Вот начинал он жизнь невесело, трудно и неодолимыми казались ему бедность и скука. Потом уехал строить город в степи и почувствовал силу и ценность своих рабочих рук… Обрел и почет и достаток. И верил он, что живет, как и положено труженику… А вот попрекнули тихой жизнью — и затосковал, затревожился.
За окнами стукнула калитка, по песчаной дорожке прохрустели шаги сына.
«С невестой», — догадался Буров, устремляясь в сени, но потом вернулся обратно, сердито поругивая себя: вот, кинулся встречать, растрепанный, в нижней рубашке. Он поспешно пригладил ладонью клочок волос на затылке и, влезая в рукава пиджака, вышел из комнаты.
Борис стоял у крыльца, оперевшись локтем на перила, и топил в улыбке неловкость. У Бориса с горбинкой нос, волосы густо и черно копнятся надо лбом, как мать, сощуривает глаза. Фигурой в отца удался: коренаст и плечи покаты, и ходит вперевалку, по-отцовски.
— Знакомься, отец.
За локоть держа, подвел к отцу девушку и покраснел.
«Уважает, вот и смущается», — довольно подумал Буров, осторожно пожав девушке пальцы.
Она егозливо повела плечом, бойко сказала: — «Таня», — и с любопытством поглядела на отца Бориса.
Кузьма Алексеевич сказал:
— Так вот… Двор наш… как, нравится?
— Нравится, — кивнула Таня, — у нас в Зеленогорске тоже свой домик и сад густой-густой…
— Сад густой-густой, — повторил Кузьма Алексеевич раздумчиво… и замолчал. А про себя грустно усмехнулся: «Невеста!.. Совсем еще девочка, хрупкая, наивная — выбрал».
Борис прокашлялся, шаркнул подошвой землю, обидчиво посмотрел на отца.
Кузьма Алексеевич смешался, крякнул, досадуя: разговора не получалось.
Кстати подошла жена, на ходу обтирая фартуком оголенные по локоть руки.

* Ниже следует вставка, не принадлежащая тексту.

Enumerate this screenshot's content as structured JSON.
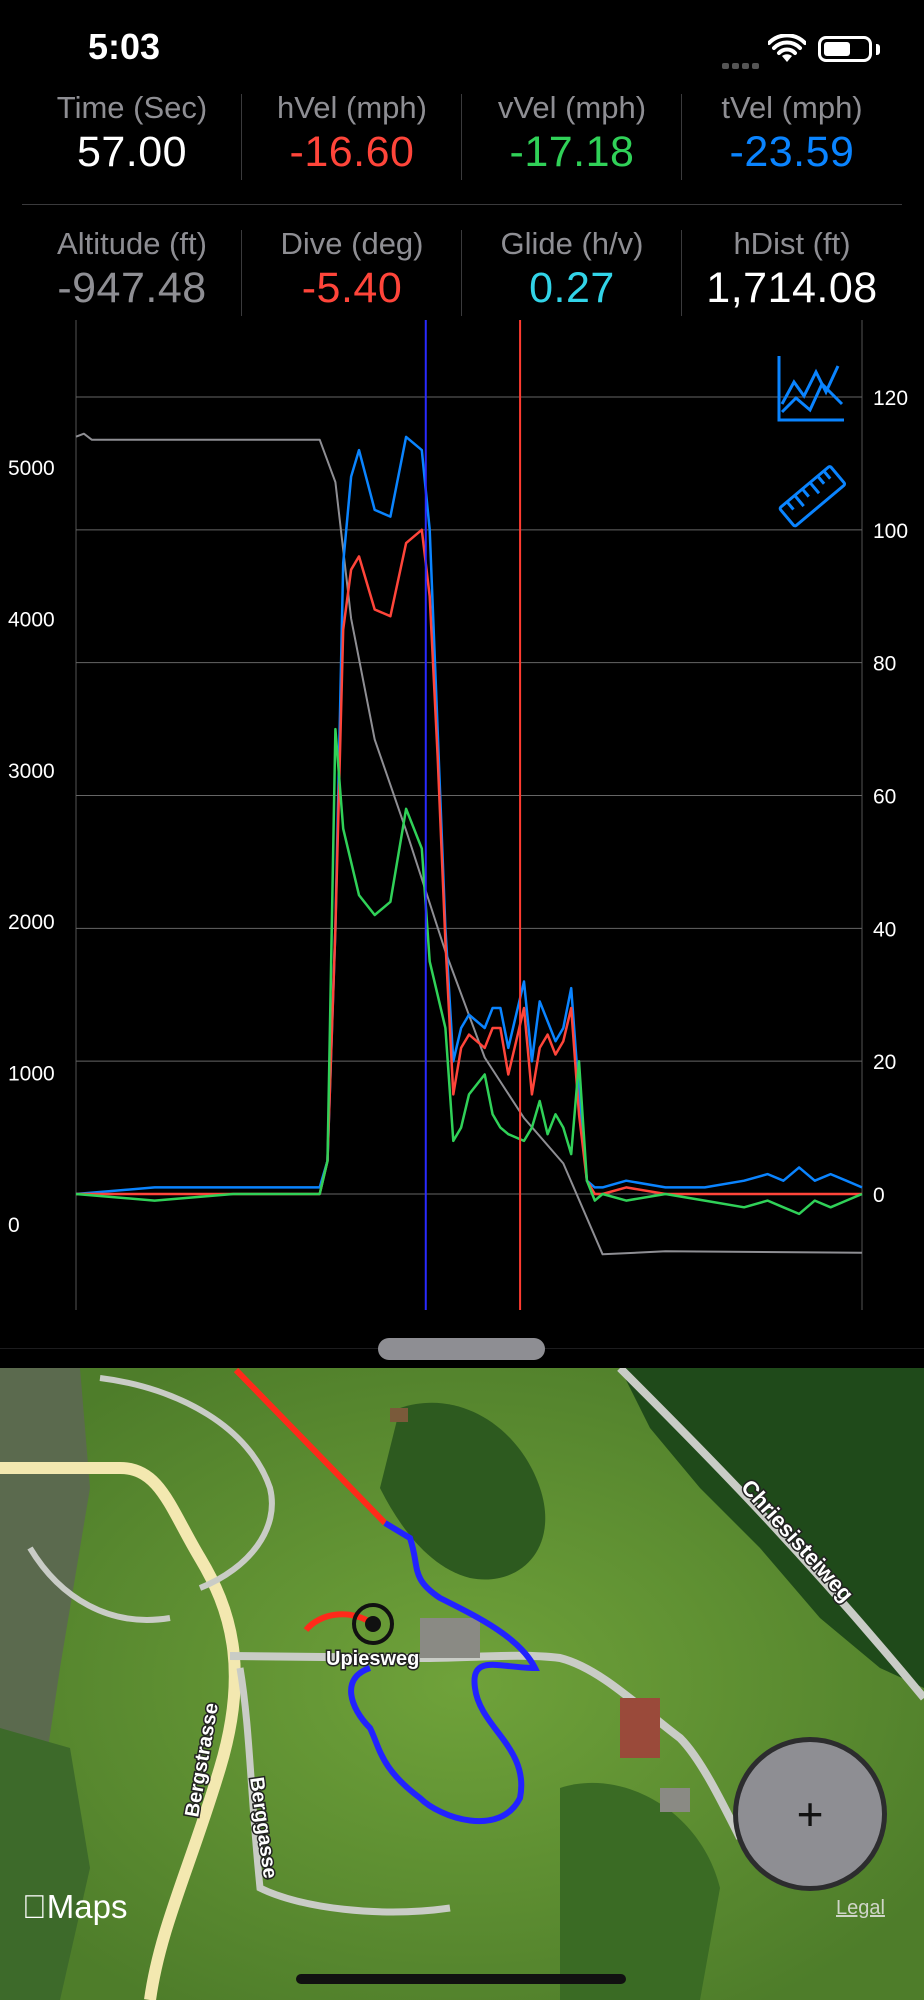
{
  "status_bar": {
    "time": "5:03"
  },
  "metrics": {
    "row1": [
      {
        "label": "Time (Sec)",
        "value": "57.00",
        "color": "#ffffff"
      },
      {
        "label": "hVel (mph)",
        "value": "-16.60",
        "color": "#ff453a"
      },
      {
        "label": "vVel (mph)",
        "value": "-17.18",
        "color": "#30d158"
      },
      {
        "label": "tVel (mph)",
        "value": "-23.59",
        "color": "#0a84ff"
      }
    ],
    "row2": [
      {
        "label": "Altitude (ft)",
        "value": "-947.48",
        "color": "#8e8e93"
      },
      {
        "label": "Dive (deg)",
        "value": "-5.40",
        "color": "#ff453a"
      },
      {
        "label": "Glide (h/v)",
        "value": "0.27",
        "color": "#32d4e8"
      },
      {
        "label": "hDist (ft)",
        "value": "1,714.08",
        "color": "#ffffff"
      }
    ]
  },
  "chart_tools": {
    "chart_icon": "line-chart-icon",
    "ruler_icon": "ruler-icon",
    "accent": "#0a84ff"
  },
  "chart_data": {
    "type": "line",
    "left_axis_ticks": [
      "5000",
      "4000",
      "3000",
      "2000",
      "1000",
      "0"
    ],
    "right_axis_ticks": [
      "120",
      "100",
      "80",
      "60",
      "40",
      "20",
      "0"
    ],
    "left_ylim": [
      -700,
      5900
    ],
    "right_ylim": [
      -15,
      130
    ],
    "x_range": [
      0,
      100
    ],
    "grid": true,
    "series": [
      {
        "color": "#8e8e93",
        "axis": "left",
        "x": [
          0,
          1,
          2,
          31,
          33,
          35,
          38,
          42,
          47,
          52,
          57,
          62,
          67,
          75,
          100
        ],
        "y": [
          5200,
          5220,
          5180,
          5180,
          4900,
          4000,
          3200,
          2600,
          1800,
          1100,
          700,
          400,
          -200,
          -180,
          -190
        ]
      },
      {
        "color": "#0a84ff",
        "axis": "right",
        "x": [
          0,
          10,
          20,
          31,
          32,
          33,
          34,
          35,
          36,
          38,
          40,
          42,
          44,
          45,
          46,
          47,
          48,
          49,
          50,
          52,
          53,
          54,
          55,
          57,
          58,
          59,
          60,
          61,
          62,
          63,
          64,
          65,
          66,
          67,
          70,
          75,
          80,
          85,
          88,
          90,
          92,
          94,
          96,
          98,
          100
        ],
        "y": [
          0,
          1,
          1,
          1,
          5,
          40,
          95,
          108,
          112,
          103,
          102,
          114,
          112,
          100,
          70,
          40,
          20,
          25,
          27,
          25,
          28,
          28,
          22,
          32,
          20,
          29,
          26,
          23,
          25,
          31,
          15,
          2,
          1,
          1,
          2,
          1,
          1,
          2,
          3,
          2,
          4,
          2,
          3,
          2,
          1
        ]
      },
      {
        "color": "#ff453a",
        "axis": "right",
        "x": [
          0,
          10,
          20,
          31,
          32,
          33,
          34,
          35,
          36,
          38,
          40,
          42,
          44,
          45,
          46,
          47,
          48,
          49,
          50,
          52,
          53,
          54,
          55,
          57,
          58,
          59,
          60,
          61,
          62,
          63,
          64,
          65,
          66,
          67,
          70,
          75,
          80,
          85,
          88,
          90,
          92,
          94,
          96,
          98,
          100
        ],
        "y": [
          0,
          0,
          0,
          0,
          5,
          40,
          85,
          94,
          96,
          88,
          87,
          98,
          100,
          90,
          66,
          38,
          15,
          22,
          24,
          22,
          25,
          25,
          18,
          28,
          15,
          22,
          24,
          21,
          23,
          28,
          12,
          2,
          0,
          0,
          1,
          0,
          0,
          0,
          0,
          0,
          0,
          0,
          0,
          0,
          0
        ]
      },
      {
        "color": "#30d158",
        "axis": "right",
        "x": [
          0,
          10,
          20,
          31,
          32,
          33,
          34,
          35,
          36,
          38,
          40,
          42,
          44,
          45,
          46,
          47,
          48,
          49,
          50,
          52,
          53,
          54,
          55,
          57,
          58,
          59,
          60,
          61,
          62,
          63,
          64,
          65,
          66,
          67,
          70,
          75,
          80,
          85,
          88,
          90,
          92,
          94,
          96,
          98,
          100
        ],
        "y": [
          0,
          -1,
          0,
          0,
          5,
          70,
          55,
          50,
          45,
          42,
          44,
          58,
          52,
          35,
          30,
          25,
          8,
          10,
          15,
          18,
          12,
          10,
          9,
          8,
          10,
          14,
          9,
          12,
          10,
          6,
          20,
          2,
          -1,
          0,
          -1,
          0,
          -1,
          -2,
          -1,
          -2,
          -3,
          -1,
          -2,
          -1,
          0
        ]
      }
    ],
    "markers": [
      {
        "x": 44.5,
        "color": "#2a2aff"
      },
      {
        "x": 56.5,
        "color": "#ff3b30"
      }
    ]
  },
  "map": {
    "road_labels": [
      "Chriesisteiweg",
      "Upiesweg",
      "Bergstrasse",
      "Berggasse"
    ],
    "maps_label": "Maps",
    "legal": "Legal",
    "zoom_symbol": "+"
  }
}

— Уж извините… В дом бы зашли. Идемте.
Но Борис предложил:
— Давайте в саду чай пить!
Пили в саду чай. Старательно пыхтел старик-самовар (его ставили только для гостей), жена с удовольствием рассказывала Тане, что проработала в прокатном цехе двадцать пять лет и ушла на пенсию, но на комбинате не забывают о ней: в цехе создали совет женщин-общественниц и ее избрали членом совета. Похвалилась умением варить клубничное варенье, пусть Таня забегает почаще — научит. Таня невинно призналась, что варенье ее пока не интересует и совсем по-детски рассмеялась. И когда она смеялась, Буров морщился и отворачивал лицо.
Борис сидел, опустив голову, и густо дымил папиросой. Понял Буров: сын огорчился, обиделся; сейчас, ясно, не скажет ничего, да и потом смолчит, затаясь… А Бурову самому больно от мысли, что сын, работный человек, увлекся хохотушкой, не знающей еще жизни девочкой. А вот как поживет с такой год — два, тогда поймет, что значит — такую себе в жены брать.